Finding a fair fee requires collaboration, open discussions and client involvement, trying to determine what value the service offers and achieving a measure of alignment between the result and the fee, and not just the effort and the fee. In order to replace the hourly rate-based pricing, he also points to a number of pricing factors that are available for lawyers to use in the post “How To Leave Fees on the Table: 21 Things I Must Ignore”. These factors have been available for lawyers in many countries for decades, but few seems aware of them. What they have in common is an articulation of the need to take a nuanced approach to pricing legal work and not simply rely on time billing. In the post Richard Burcher has pulled together the 21 factors which he believes are the most useful and provide the greatest guidance, such as the results achieved, the importance of the matter to the client, the skill, the degree of risk assumed by the lawyer in undertaking the service and the complexity of the matter.
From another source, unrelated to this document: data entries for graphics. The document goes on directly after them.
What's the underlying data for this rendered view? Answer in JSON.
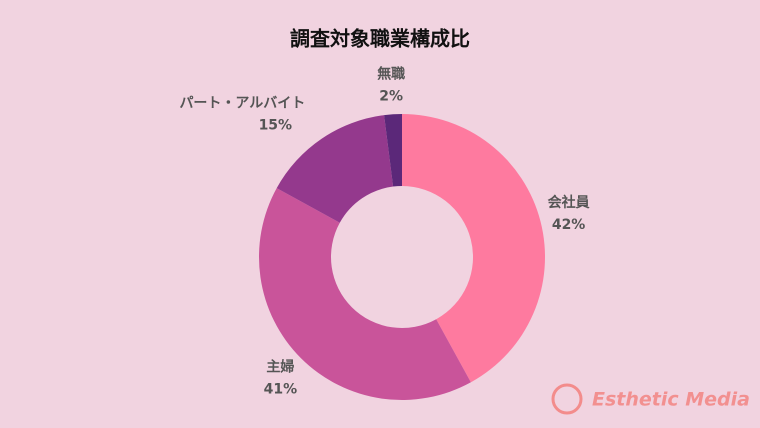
{
  "chart_data": {
    "type": "donut",
    "title": "調査対象職業構成比",
    "categories": [
      "会社員",
      "主婦",
      "パート・アルバイト",
      "無職"
    ],
    "values": [
      42,
      41,
      15,
      2
    ],
    "value_labels": [
      "42%",
      "41%",
      "15%",
      "2%"
    ],
    "colors": [
      "#fe7a9f",
      "#c9549a",
      "#94398d",
      "#5b2879"
    ]
  },
  "watermark": "Esthetic Media"
}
Please read the post for all factors here »

Richard Burcher has posited an alternative to the hourly rate-based pricing, which is to have all fee earners on a rate that does nothing more than recover the actual production costs of the piece of work, i.e. without any profit element. There are a number of ways to calculate this, but the simplest method suggested is to divide the total expected recorded billable time into the firm’s total expected operational costs to find the break-even figure. The pricing however should be based on a fair fee based on its own merits. For further details please read the post here »
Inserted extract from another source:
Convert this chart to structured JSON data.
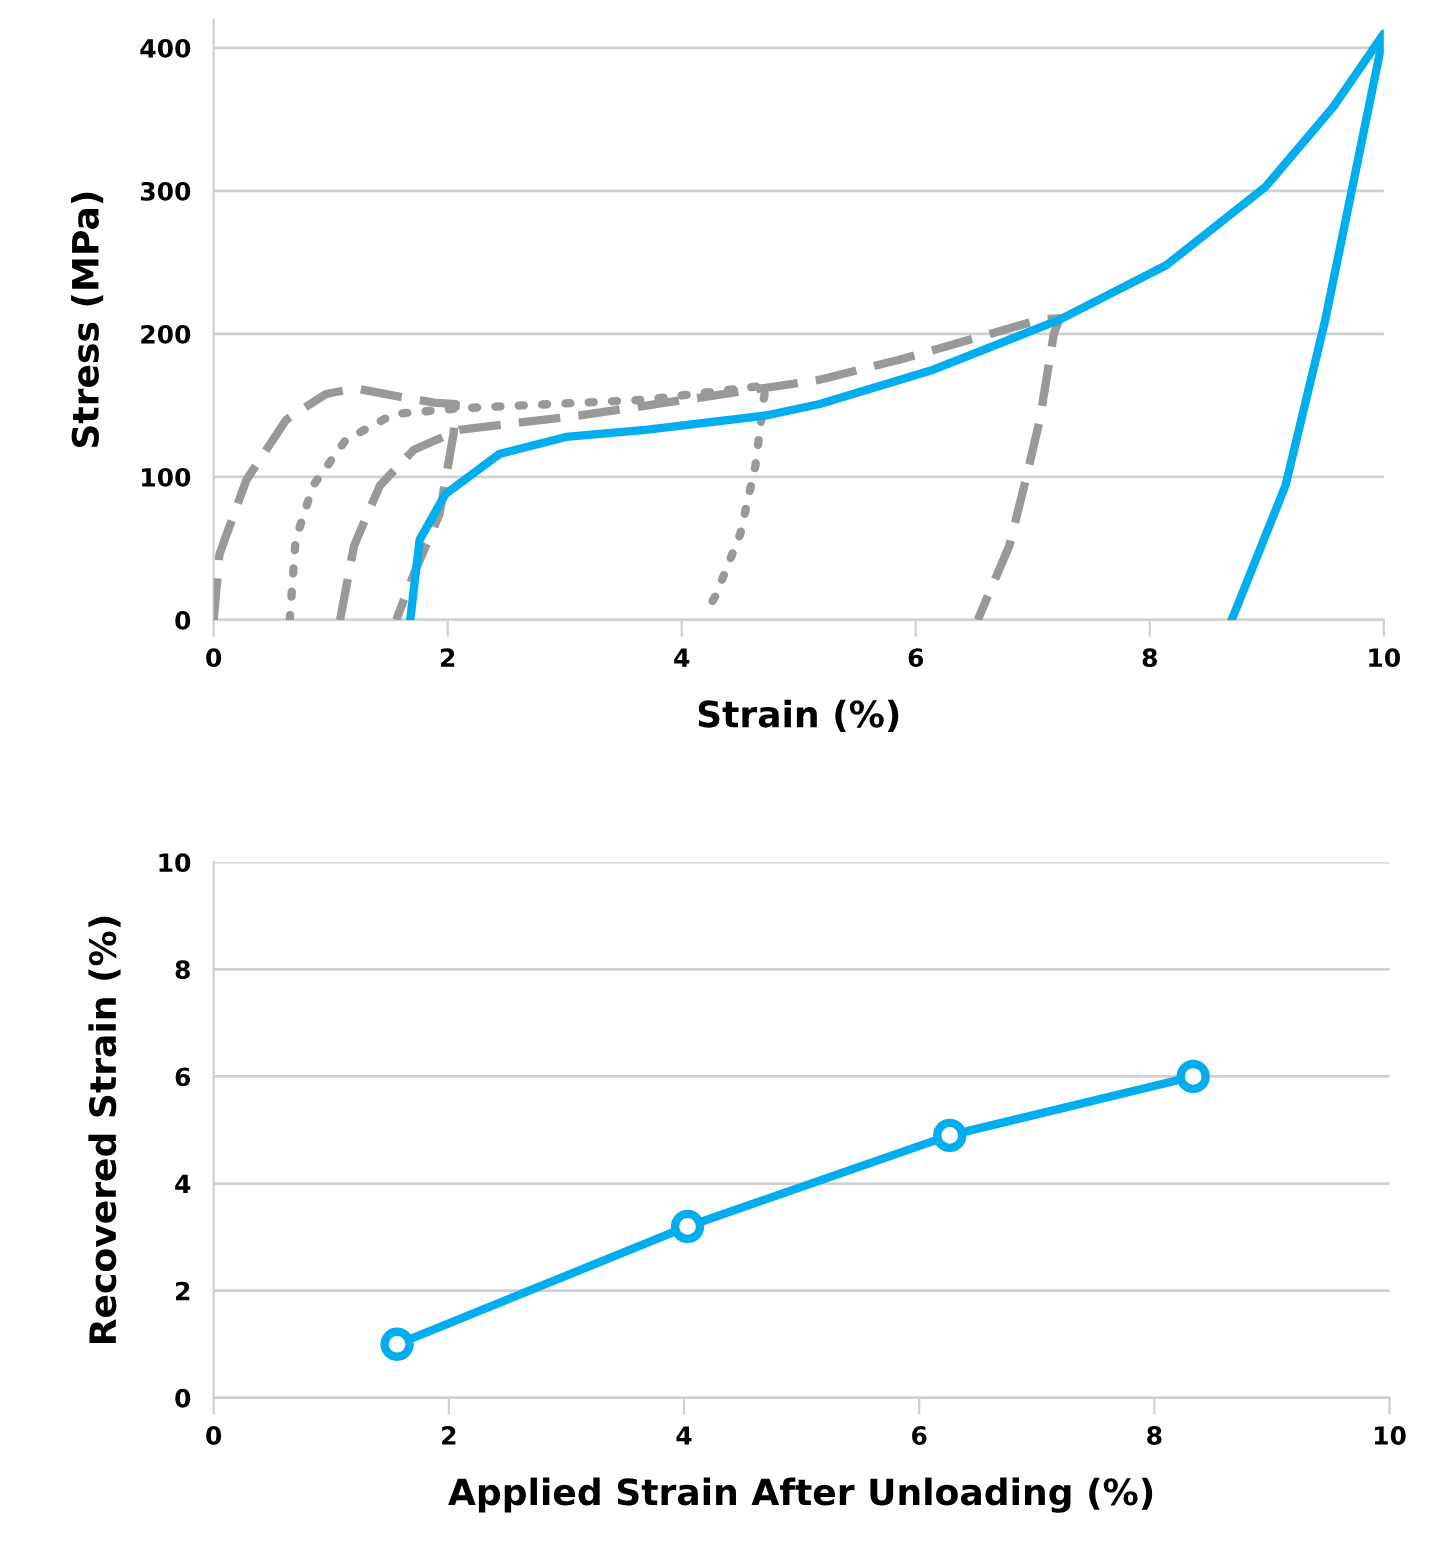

Another interesting aspect discussed by Richard Burcher in the Global Legal Post article “Accreditations, awards, directories and pricing” is the fact that lawyers miss out on opportunities to increase pricing and to use competence factors as a pricing differentiator. As regards industry awards and rankings, there seems to be no attempts to leverage these from a pricing perspective.
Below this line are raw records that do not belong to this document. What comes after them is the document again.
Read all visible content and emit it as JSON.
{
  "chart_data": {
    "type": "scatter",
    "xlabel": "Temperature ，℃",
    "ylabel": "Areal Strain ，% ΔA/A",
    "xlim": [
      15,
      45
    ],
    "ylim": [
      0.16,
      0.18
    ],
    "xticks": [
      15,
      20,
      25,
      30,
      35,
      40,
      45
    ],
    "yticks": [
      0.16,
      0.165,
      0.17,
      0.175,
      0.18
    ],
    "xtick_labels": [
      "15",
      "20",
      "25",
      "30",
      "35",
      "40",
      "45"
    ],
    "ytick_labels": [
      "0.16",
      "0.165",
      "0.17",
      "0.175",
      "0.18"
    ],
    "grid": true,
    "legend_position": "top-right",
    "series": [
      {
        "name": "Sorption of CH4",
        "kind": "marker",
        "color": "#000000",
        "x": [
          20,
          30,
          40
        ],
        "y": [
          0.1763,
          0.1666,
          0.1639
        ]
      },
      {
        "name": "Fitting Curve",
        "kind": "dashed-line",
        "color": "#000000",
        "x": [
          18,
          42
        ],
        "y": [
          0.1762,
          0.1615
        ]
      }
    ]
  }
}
“Regrettably, it is this mindset that has contributed to the homogeneity and perceived commoditization of the market. Here you have a partner who is at the very top of their game (according to their clients, not their peers) and they still don’t believe that they can justify a premium over their competitors. The reasons have more to do with a lack of pricing self-confidence than any rational economic explanation.”

When using the standard hourly billing without closely analyzing all relevant considerations will result not only in some clients being overcharged, but also, many clients will be under-charged on individual matters. Legal pricing strategies are therefore not about clients putting pressure on law firms to cut prices or provide alternative fee arrangements, or for law firms to find ways to increase their pricing, it is about finding fair fees that reflects the value for the client, and therefore helps law firm stay in business and prosper and clients to receive better value and better results when turning to a law firm.

“It is this “custom-fit” value and value-driven, reciprocal fairness approach to pricing that will in future best position law firms to achieve two apparently diametrically opposed outcomes: improved profitability, and more satisfied clients.”